Making tartare or crudo at home depends entirely on the fish you start with. The hard part is not technique — it is sourcing, because the label most people search for does not mean what they think. This guide covers where people actually buy raw-suitable fish, the questions that matter, and the warning signs to walk away from. Where a purchase touches safety, defer to the formal guidance and to our food-safety articles.
First: "sushi-grade" is a marketing term
There is no legal or regulatory standard behind the words "sushi-grade" or "sashimi-grade." No agency certifies them, and any seller can print them on a label. What actually makes fish safe to eat raw is a combination of species, handling, freshness, and — for parasite risk — whether it has been frozen to a specific temperature-and-time spec. We cover the term in depth in sushi-grade vs sashimi-grade; read it before you shop.
Where people actually source it
No single venue is automatically right. What they have in common, when good, is a knowledgeable person you can ask and an honest answer about handling.
A trusted fishmonger or specialty counter
A dedicated fishmonger who knows their supply chain is usually the best option. They can tell you what arrived that day, how it was handled, whether it was previously frozen, and whether they would eat it raw. Build a relationship; a counter that knows you is more likely to set aside the right piece.
Japanese and Asian grocers
Stores that serve a sashimi-eating clientele often carry fish handled and labelled specifically for raw use, and the staff are used to the question. Selection and turnover are frequently excellent. Still ask the same questions — the value here is that the answer is more likely to be a confident yes.

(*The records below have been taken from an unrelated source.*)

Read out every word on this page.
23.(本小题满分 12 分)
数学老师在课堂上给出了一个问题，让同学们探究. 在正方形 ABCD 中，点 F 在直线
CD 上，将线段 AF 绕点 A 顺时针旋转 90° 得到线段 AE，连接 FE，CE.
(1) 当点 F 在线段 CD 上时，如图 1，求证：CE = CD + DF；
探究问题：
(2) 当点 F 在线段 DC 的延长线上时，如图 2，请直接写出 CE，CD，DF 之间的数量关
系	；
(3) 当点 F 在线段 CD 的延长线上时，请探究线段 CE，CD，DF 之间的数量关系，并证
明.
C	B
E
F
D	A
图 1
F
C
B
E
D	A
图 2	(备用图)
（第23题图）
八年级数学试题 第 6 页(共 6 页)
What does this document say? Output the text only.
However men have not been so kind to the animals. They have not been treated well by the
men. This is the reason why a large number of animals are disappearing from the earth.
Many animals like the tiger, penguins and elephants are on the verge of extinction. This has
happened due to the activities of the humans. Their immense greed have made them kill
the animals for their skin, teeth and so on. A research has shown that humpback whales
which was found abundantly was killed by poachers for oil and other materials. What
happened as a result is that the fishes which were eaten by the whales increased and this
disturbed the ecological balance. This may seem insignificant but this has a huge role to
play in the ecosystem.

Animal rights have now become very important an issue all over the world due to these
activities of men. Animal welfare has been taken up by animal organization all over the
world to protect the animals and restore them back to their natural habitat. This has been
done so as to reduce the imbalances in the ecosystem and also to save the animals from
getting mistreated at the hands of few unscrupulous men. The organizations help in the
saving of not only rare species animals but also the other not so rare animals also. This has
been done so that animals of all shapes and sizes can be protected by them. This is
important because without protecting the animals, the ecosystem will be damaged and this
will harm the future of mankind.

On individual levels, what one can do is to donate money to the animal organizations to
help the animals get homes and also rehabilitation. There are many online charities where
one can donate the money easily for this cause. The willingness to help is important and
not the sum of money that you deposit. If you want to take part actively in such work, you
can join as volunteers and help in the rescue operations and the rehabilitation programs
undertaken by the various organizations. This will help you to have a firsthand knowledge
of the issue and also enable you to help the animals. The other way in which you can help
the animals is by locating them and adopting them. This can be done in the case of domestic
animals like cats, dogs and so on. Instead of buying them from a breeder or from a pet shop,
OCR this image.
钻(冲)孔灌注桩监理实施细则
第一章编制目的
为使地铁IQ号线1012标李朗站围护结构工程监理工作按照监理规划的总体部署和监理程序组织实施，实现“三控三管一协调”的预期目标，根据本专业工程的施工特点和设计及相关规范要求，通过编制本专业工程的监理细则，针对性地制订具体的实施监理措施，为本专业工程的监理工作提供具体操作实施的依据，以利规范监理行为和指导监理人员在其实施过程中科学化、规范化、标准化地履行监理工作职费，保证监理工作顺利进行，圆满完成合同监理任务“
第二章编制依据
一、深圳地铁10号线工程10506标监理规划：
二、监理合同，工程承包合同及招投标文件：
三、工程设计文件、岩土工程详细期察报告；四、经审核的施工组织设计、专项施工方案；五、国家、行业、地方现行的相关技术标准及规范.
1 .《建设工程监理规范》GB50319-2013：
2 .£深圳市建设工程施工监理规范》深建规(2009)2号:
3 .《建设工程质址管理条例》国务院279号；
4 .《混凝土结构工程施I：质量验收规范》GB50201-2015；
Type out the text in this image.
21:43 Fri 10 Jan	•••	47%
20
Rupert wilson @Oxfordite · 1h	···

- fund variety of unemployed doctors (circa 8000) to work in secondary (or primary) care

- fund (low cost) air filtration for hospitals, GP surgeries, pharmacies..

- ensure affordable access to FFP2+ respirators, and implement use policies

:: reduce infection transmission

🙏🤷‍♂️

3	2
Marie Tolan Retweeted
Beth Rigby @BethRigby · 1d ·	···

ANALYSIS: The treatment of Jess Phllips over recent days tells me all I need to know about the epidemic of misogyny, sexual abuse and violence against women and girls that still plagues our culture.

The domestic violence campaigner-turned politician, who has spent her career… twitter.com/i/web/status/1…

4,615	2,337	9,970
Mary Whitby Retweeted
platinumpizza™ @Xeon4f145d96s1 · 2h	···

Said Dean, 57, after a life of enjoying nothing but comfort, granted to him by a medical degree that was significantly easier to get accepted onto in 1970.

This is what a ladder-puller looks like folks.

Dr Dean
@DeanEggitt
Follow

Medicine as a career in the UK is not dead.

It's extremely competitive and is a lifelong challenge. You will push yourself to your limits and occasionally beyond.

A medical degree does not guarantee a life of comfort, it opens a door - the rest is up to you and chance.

Online vendors that ship frozen
Reputable online sellers ship fish frozen and insulated, often having frozen it to a parasite-killing spec at source. For species where freezing is the recommended parasite control, this can actually be a safer route than a fresh-only counter, because the freezing step is built in. Choose vendors who state their handling and freezing clearly and ship promptly with adequate cold packs.
Supermarket counters — sometimes, ask
A good supermarket counter with high turnover can occasionally supply raw-suitable fish, but quality varies widely and staff may not know the handling history. Do not assume; ask whether it is intended to be eaten raw and whether it was previously frozen. If they cannot answer, cook it instead.
What to ask — the questions that matter
You are not being difficult; good sellers expect these questions. Ask plainly:
- "Is this intended to be eaten raw?" — the single most useful question. A confident, specific yes is what you want.
- "Has it been frozen to spec for raw consumption?" — for parasite control on the species that need it. "Previously frozen" is often a good thing here, not a downgrade.
- "When did it come in?" — freshness and turnover.
- "What species and where is it from?" — some species and origins carry more parasite or contaminant concern than others.
- "How should I store it for serving today?" — a good answer signals a counter that takes raw use seriously.
Why "previously frozen" can be the safe choice
For many fish, freezing to a defined low temperature for a defined time is the recognised way to kill parasites. That is why properly frozen fish — including fish shipped frozen by online vendors — is often the parasite-safe option for raw dishes, while never-frozen "fresh" fish may not be. Freezing does not address bacteria or improper handling, so freshness and hygiene still matter, but for parasite risk the freezing step is doing real work. See selecting safe seafood for the detail.
Red flags
- A "sushi-grade" sticker and no one who can explain it. The label without a knowledgeable answer is meaningless.
- A strong fishy or ammonia smell. Fresh fish smells clean and of the sea, not pungent.
- Dull, dry, or gaping flesh; sunken, cloudy eyes on whole fish. You want bright, firm, glistening flesh.
- Fish sitting unchilled or pooling in liquid. Raw-destined fish should be kept very cold.
- A seller who waves off the "eaten raw" question or seems unsure. Uncertainty is your answer — cook it.
Storage on the day
Buy as close to serving as you can. Keep the fish cold from counter to kitchen — an insulated bag or a cold pack if the trip is long. At home, store it in the coldest part of the fridge, ideally over ice, and use it the same day. Keep it sealed and away from other foods, and only cut it just before you plate. For everything around handling, defer to our complete food safety guide.
The takeaway
Forget the sticker; trust the source. The best place to buy fish for tartare is wherever you can get a confident, specific answer to "is this meant to be eaten raw, and has it been frozen to spec?" That might be a fishmonger, a Japanese grocer, or a frozen-shipping online vendor. If no one can answer, the safe and tasty move is to cook the fish and save the raw dish for a better source.